POTI

Poti es mi nombre de guerra, con él nací y con él moriré. Soy historiador del arte, ex galerista y director comercial en los últimos años. Durante la cuarta edición del FIT (Festival Iberoamericano de Teatro) de Cádiz, en 1989, tuve la suerte de conocer a quién terminaría siendo mi mentor Francisco Garzón Céspedes, periodista, escritor, actor y director de teatro. Allí por caprichos del destino y motivado por indicaciones erróneas de la que era mi profesora de literatura (quién quiera más detalles puede conocer algo más de la historia en uno de mis post en esta web) di a caer en el taller de Narración oral Escénica que el impartía. Esto ocurrió a mis 18 años en plena efervescencia hormonal. Por cierto, que bien me vinieron los cuentos para ligar en aquellos años.
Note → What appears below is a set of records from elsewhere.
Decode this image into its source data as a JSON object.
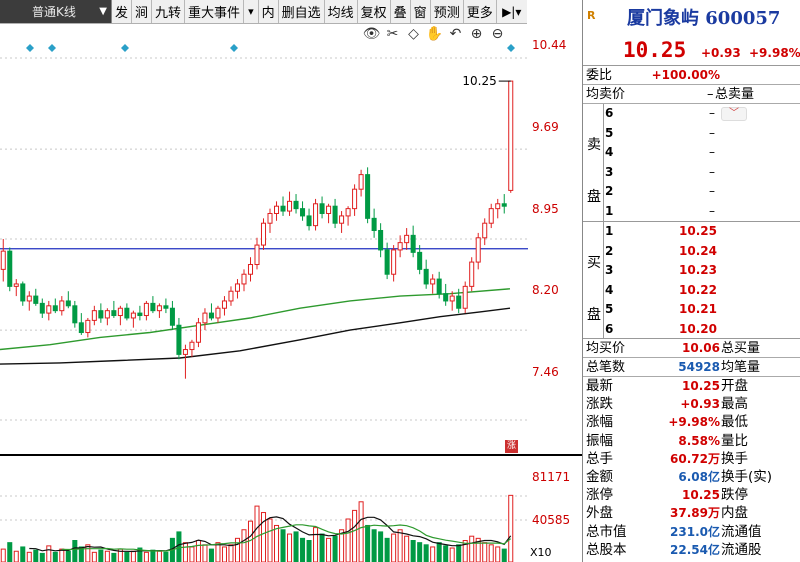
{
  "toolbar": {
    "kline_mode": "普通K线",
    "buttons": [
      "发",
      "涧",
      "九转",
      "重大事件",
      "▾",
      "内",
      "删自选",
      "均线",
      "复权",
      "叠",
      "窗",
      "预测",
      "更多"
    ],
    "end_icon": "▶|▾"
  },
  "chart_tools": [
    "👁",
    "✂",
    "◇",
    "✋",
    "↶",
    "⊕",
    "⊖"
  ],
  "axis": {
    "price_ticks": [
      "10.44",
      "9.69",
      "8.95",
      "8.20",
      "7.46"
    ],
    "volume_ticks": [
      "81171",
      "40585"
    ],
    "volume_unit": "X10",
    "zoom_badge": "涨"
  },
  "chart_data": {
    "type": "candlestick",
    "price_range": [
      7.18,
      10.72
    ],
    "last_price_label": "10.25",
    "reference_line": 8.87,
    "candles": [
      [
        8.7,
        8.95,
        8.6,
        8.85
      ],
      [
        8.85,
        8.88,
        8.52,
        8.56
      ],
      [
        8.56,
        8.62,
        8.48,
        8.58
      ],
      [
        8.58,
        8.6,
        8.4,
        8.44
      ],
      [
        8.44,
        8.52,
        8.36,
        8.48
      ],
      [
        8.48,
        8.54,
        8.4,
        8.42
      ],
      [
        8.42,
        8.46,
        8.3,
        8.34
      ],
      [
        8.34,
        8.44,
        8.28,
        8.4
      ],
      [
        8.4,
        8.46,
        8.34,
        8.36
      ],
      [
        8.36,
        8.48,
        8.32,
        8.44
      ],
      [
        8.44,
        8.52,
        8.38,
        8.4
      ],
      [
        8.4,
        8.44,
        8.22,
        8.26
      ],
      [
        8.26,
        8.34,
        8.16,
        8.18
      ],
      [
        8.18,
        8.3,
        8.14,
        8.28
      ],
      [
        8.28,
        8.4,
        8.24,
        8.36
      ],
      [
        8.36,
        8.42,
        8.26,
        8.3
      ],
      [
        8.3,
        8.38,
        8.24,
        8.36
      ],
      [
        8.36,
        8.44,
        8.3,
        8.32
      ],
      [
        8.32,
        8.4,
        8.24,
        8.38
      ],
      [
        8.38,
        8.42,
        8.28,
        8.3
      ],
      [
        8.3,
        8.36,
        8.22,
        8.34
      ],
      [
        8.34,
        8.4,
        8.28,
        8.32
      ],
      [
        8.32,
        8.44,
        8.28,
        8.42
      ],
      [
        8.42,
        8.48,
        8.34,
        8.36
      ],
      [
        8.36,
        8.42,
        8.3,
        8.4
      ],
      [
        8.4,
        8.46,
        8.34,
        8.38
      ],
      [
        8.38,
        8.44,
        8.2,
        8.24
      ],
      [
        8.24,
        8.3,
        7.96,
        8.0
      ],
      [
        8.0,
        8.08,
        7.8,
        8.04
      ],
      [
        8.04,
        8.12,
        7.98,
        8.1
      ],
      [
        8.1,
        8.3,
        8.06,
        8.26
      ],
      [
        8.26,
        8.38,
        8.2,
        8.34
      ],
      [
        8.34,
        8.42,
        8.28,
        8.3
      ],
      [
        8.3,
        8.4,
        8.26,
        8.38
      ],
      [
        8.38,
        8.48,
        8.32,
        8.44
      ],
      [
        8.44,
        8.56,
        8.4,
        8.52
      ],
      [
        8.52,
        8.62,
        8.46,
        8.58
      ],
      [
        8.58,
        8.7,
        8.52,
        8.66
      ],
      [
        8.66,
        8.8,
        8.6,
        8.74
      ],
      [
        8.74,
        8.96,
        8.7,
        8.9
      ],
      [
        8.9,
        9.12,
        8.86,
        9.08
      ],
      [
        9.08,
        9.2,
        9.0,
        9.16
      ],
      [
        9.16,
        9.26,
        9.1,
        9.22
      ],
      [
        9.22,
        9.3,
        9.14,
        9.18
      ],
      [
        9.18,
        9.34,
        9.14,
        9.26
      ],
      [
        9.26,
        9.32,
        9.16,
        9.2
      ],
      [
        9.2,
        9.26,
        9.1,
        9.14
      ],
      [
        9.14,
        9.2,
        9.02,
        9.06
      ],
      [
        9.06,
        9.28,
        9.02,
        9.24
      ],
      [
        9.24,
        9.3,
        9.12,
        9.16
      ],
      [
        9.16,
        9.24,
        9.08,
        9.22
      ],
      [
        9.22,
        9.28,
        9.04,
        9.08
      ],
      [
        9.08,
        9.18,
        9.0,
        9.14
      ],
      [
        9.14,
        9.22,
        9.06,
        9.2
      ],
      [
        9.2,
        9.4,
        9.14,
        9.36
      ],
      [
        9.36,
        9.52,
        9.3,
        9.48
      ],
      [
        9.48,
        9.54,
        9.08,
        9.12
      ],
      [
        9.12,
        9.2,
        8.96,
        9.02
      ],
      [
        9.02,
        9.08,
        8.8,
        8.86
      ],
      [
        8.86,
        8.92,
        8.62,
        8.66
      ],
      [
        8.66,
        8.9,
        8.6,
        8.86
      ],
      [
        8.86,
        8.98,
        8.8,
        8.92
      ],
      [
        8.92,
        9.04,
        8.86,
        8.98
      ],
      [
        8.98,
        9.06,
        8.8,
        8.84
      ],
      [
        8.84,
        8.9,
        8.66,
        8.7
      ],
      [
        8.7,
        8.78,
        8.54,
        8.58
      ],
      [
        8.58,
        8.66,
        8.5,
        8.62
      ],
      [
        8.62,
        8.68,
        8.46,
        8.5
      ],
      [
        8.5,
        8.58,
        8.4,
        8.44
      ],
      [
        8.44,
        8.52,
        8.36,
        8.48
      ],
      [
        8.48,
        8.54,
        8.34,
        8.38
      ],
      [
        8.38,
        8.6,
        8.34,
        8.56
      ],
      [
        8.56,
        8.8,
        8.52,
        8.76
      ],
      [
        8.76,
        9.0,
        8.7,
        8.96
      ],
      [
        8.96,
        9.12,
        8.9,
        9.08
      ],
      [
        9.08,
        9.24,
        9.04,
        9.2
      ],
      [
        9.2,
        9.28,
        9.12,
        9.24
      ],
      [
        9.24,
        9.32,
        9.16,
        9.22
      ],
      [
        9.35,
        10.25,
        9.33,
        10.25
      ]
    ],
    "ma_green": [
      [
        0,
        8.04
      ],
      [
        50,
        8.08
      ],
      [
        100,
        8.14
      ],
      [
        150,
        8.18
      ],
      [
        200,
        8.24
      ],
      [
        250,
        8.3
      ],
      [
        300,
        8.38
      ],
      [
        350,
        8.44
      ],
      [
        400,
        8.48
      ],
      [
        450,
        8.5
      ],
      [
        510,
        8.54
      ]
    ],
    "ma_black": [
      [
        0,
        7.92
      ],
      [
        60,
        7.93
      ],
      [
        120,
        7.95
      ],
      [
        180,
        7.97
      ],
      [
        240,
        8.03
      ],
      [
        300,
        8.12
      ],
      [
        350,
        8.2
      ],
      [
        400,
        8.26
      ],
      [
        440,
        8.31
      ],
      [
        480,
        8.35
      ],
      [
        510,
        8.38
      ]
    ],
    "volumes": [
      12,
      18,
      10,
      14,
      9,
      11,
      8,
      15,
      9,
      12,
      10,
      20,
      14,
      16,
      9,
      11,
      10,
      8,
      12,
      9,
      10,
      13,
      9,
      11,
      10,
      9,
      22,
      28,
      18,
      14,
      20,
      16,
      12,
      18,
      14,
      16,
      22,
      30,
      38,
      52,
      46,
      40,
      34,
      30,
      26,
      28,
      22,
      20,
      32,
      26,
      22,
      24,
      30,
      40,
      48,
      56,
      34,
      30,
      28,
      22,
      26,
      30,
      24,
      20,
      18,
      16,
      14,
      18,
      15,
      13,
      16,
      20,
      24,
      22,
      18,
      16,
      14,
      12,
      62
    ]
  },
  "stock": {
    "logo": "R",
    "name": "厦门象屿 600057",
    "price": "10.25",
    "change": "+0.93",
    "change_pct": "+9.98%"
  },
  "order_summary": {
    "weibi_label": "委比",
    "weibi_value": "+100.00%",
    "avg_sell_label": "均卖价",
    "avg_sell_value": "–",
    "total_sell_label": "总卖量",
    "avg_buy_label": "均买价",
    "avg_buy_value": "10.06",
    "total_buy_label": "总买量",
    "total_trades_label": "总笔数",
    "total_trades_value": "54928",
    "avg_trade_label": "均笔量"
  },
  "sell_book": {
    "label": "卖\n\n盘",
    "levels": [
      {
        "lv": "6",
        "price": "",
        "vol": "–"
      },
      {
        "lv": "5",
        "price": "",
        "vol": "–"
      },
      {
        "lv": "4",
        "price": "",
        "vol": "–"
      },
      {
        "lv": "3",
        "price": "",
        "vol": "–"
      },
      {
        "lv": "2",
        "price": "",
        "vol": "–"
      },
      {
        "lv": "1",
        "price": "",
        "vol": "–"
      }
    ]
  },
  "buy_book": {
    "label": "买\n\n盘",
    "levels": [
      {
        "lv": "1",
        "price": "10.25"
      },
      {
        "lv": "2",
        "price": "10.24"
      },
      {
        "lv": "3",
        "price": "10.23"
      },
      {
        "lv": "4",
        "price": "10.22"
      },
      {
        "lv": "5",
        "price": "10.21"
      },
      {
        "lv": "6",
        "price": "10.20"
      }
    ]
  },
  "stats": [
    {
      "l": "最新",
      "v": "10.25",
      "c": "red",
      "l2": "开盘"
    },
    {
      "l": "涨跌",
      "v": "+0.93",
      "c": "red",
      "l2": "最高"
    },
    {
      "l": "涨幅",
      "v": "+9.98%",
      "c": "red",
      "l2": "最低"
    },
    {
      "l": "振幅",
      "v": "8.58%",
      "c": "red",
      "l2": "量比"
    },
    {
      "l": "总手",
      "v": "60.72万",
      "c": "red",
      "l2": "换手"
    },
    {
      "l": "金额",
      "v": "6.08亿",
      "c": "blue",
      "l2": "换手(实)"
    },
    {
      "l": "涨停",
      "v": "10.25",
      "c": "red",
      "l2": "跌停"
    },
    {
      "l": "外盘",
      "v": "37.89万",
      "c": "red",
      "l2": "内盘"
    },
    {
      "l": "总市值",
      "v": "231.0亿",
      "c": "blue",
      "l2": "流通值"
    },
    {
      "l": "总股本",
      "v": "22.54亿",
      "c": "blue",
      "l2": "流通股"
    }
  ],
  "colors": {
    "up": "#e02020",
    "down": "#009a44",
    "ma_green": "#2e9a2e",
    "ma_black": "#111111",
    "ref_line": "#2030c0"
  }
}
De aquellas fiebres, no las hormonales sino las que despertaron los cuentos en los que asistimos, surgió un grupo que vino a llamarse Shaman y que se convertiría en el primer grupo de narración oral escénica (cuentacuentos) en la península.

A partir de 1992, con el traslado a la Universidad de Salamanca para completar mis estudios junto a Pedro Quiros Bayo (compañero de Shaman, amigo y compañero de tablas durante años), y como delegados especiales de CIINOE para Salamanca, comenzamos a investigar acerca de las posibilidades escénicas y de integración de las artes dentro de la narración oral. En esa línea de trabajo y buscando nuevas formulas generan todo un movimiento de narración en la ciudad. Creamos “Las mil y una noches de Tertulia” encuentro semanal que tras un par de años y por motivos de aforo tuvo que trasladarse y transformarse en el café teatro “El Café del Cuento” con tremendo éxito durante sus dos años de existencia.

Desde entonces la carretera me ha llevado a narrar a colegios, escenarios, cafés y teatros de ciudades como Cádiz, Salamanca, Córdoba, Madrid, Valladolid, Orense, León, Jerez, Elche, Oviedo, Sevilla… y a ser invitado a participar en festivales de narración como los de Elche, Agüimes, la Habana (¡bueno! A este me invitaron, pero me cogía una mijita lejos) u otros como el Festival Iberoamericano de Teatro de Cádiz. Todo esto trufado con diferentes talleres formativos de los cuales tengo el orgullo de haber visto salir contando decenas de narradores y gracias a los cuales consigo el titulo de maestro de narración oral escénica de la CIINOE.

Y aquí estamos para seguir contagiando la magia.